Voyager would begin sending images of Saturn in 1980. Once it got there it made several new discoveries as well. It would spot three new moons: Prometheus, Pandora and Atlas and a new ring, now called the G ring. Another discovery involved the moon, Titan. Images showed the moon to be encompassed by an orange haze. No one could explain this haze and an explanation would come in January 2005 when the European Space Agency’s Huygens probe would land on the surface of Titan. The atmosphere was found to be full of nitrogen and hydrocarbons such as methane and ethane…basically, smog.
Once Voyager 1 left Saturn, its mission changed. It was heading out of our Solar System and its new task would be to report back what it finds as it passes through the heliopause. The heliopause is the boundary between the Sun’s solar wind’s influence and the interstellar medium begins. It is the effective boundary of our Solar System.
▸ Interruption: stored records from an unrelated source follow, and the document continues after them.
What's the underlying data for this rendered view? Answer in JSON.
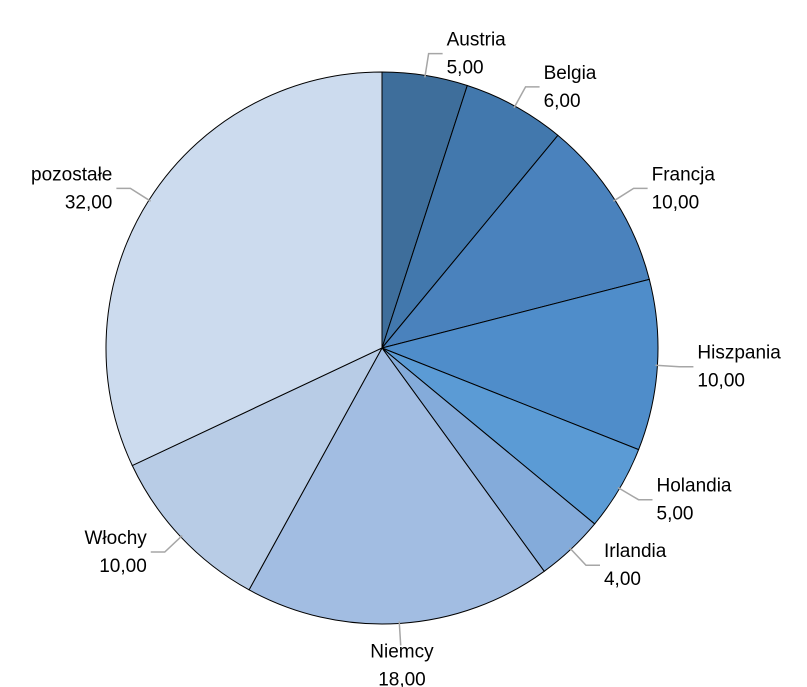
{
  "chart_data": {
    "type": "pie",
    "categories": [
      "Austria",
      "Belgia",
      "Francja",
      "Hiszpania",
      "Holandia",
      "Irlandia",
      "Niemcy",
      "Włochy",
      "pozostałe"
    ],
    "values": [
      5,
      6,
      10,
      10,
      5,
      4,
      18,
      10,
      32
    ],
    "value_labels": [
      "5,00",
      "6,00",
      "10,00",
      "10,00",
      "5,00",
      "4,00",
      "18,00",
      "10,00",
      "32,00"
    ],
    "colors": [
      "#3e6e9b",
      "#4278ad",
      "#4a82bd",
      "#4f8dca",
      "#5b9bd5",
      "#84abda",
      "#a2bde2",
      "#b8cce6",
      "#ccdbee"
    ]
  }
}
Voyager crossed this boundary in August 2014. Its distance from the Earth at the time was 121 AU or 18 billion kilometers.
You can track the distance to Voyager 1 and 2 on NASA’s Voyager website. The odometer is fun to watch when you realize the speed Voyager is zipping along. Voyager 1 is currently the furthest man-made object in history. It has enough power to continue sending data back to Earth until 2025.
Voyager 1 gave NASA a slight scare at launch when it came within 4 seconds of running out of fuel. Fortunately, the spacecraft began its journey before running out of fuel.
Gold disk trivia: One of the songs included on the disk is Chuck Berry’s “Johnny B. Goode”. I guess even aliens will enjoy the tale of the country boy who could play his guitar, just like ringing a bell.
Notable Science Events for September 5
2017 – Nicolaas Bloembergen died.
Bloembergen was a Dutch-American physicist who shares half the 1981 Nobel Prize in Physics with Arthur Schawlow for the development of laser spectroscopy. Kai Siegbahn’s research into the development of electron spectroscopy earned him the other half of the prize.
Bloembergen also greatly improved the design of masers or microwave lasers and made several contributions to microwave spectroscopy.
1977 – Voyager 1 was launched.
1948 – Richard C. Tolman died.
Tolman was an American physicist who demonstrated the charge carrying capacity in electricity is electrons moving through a conductor. He authored the standard statistical mechanics book in use for much of the mid 20th Century.
During the Manhattan Project, he served as scientific adviser to the military head of the program, General Groves.
1906 – Ludwig Eduard Boltzmann died.
Boltzmann was an Austrian physicist best known for his work in statistical mechanics and thermodynamics and his kinetic theory of particles in a gas. His statistical methods helped bridge the gap between the thermodynamics of a large system and the microscopic molecular level. He is also known for the law relating the energy given off by a black body object as a function of its temperature.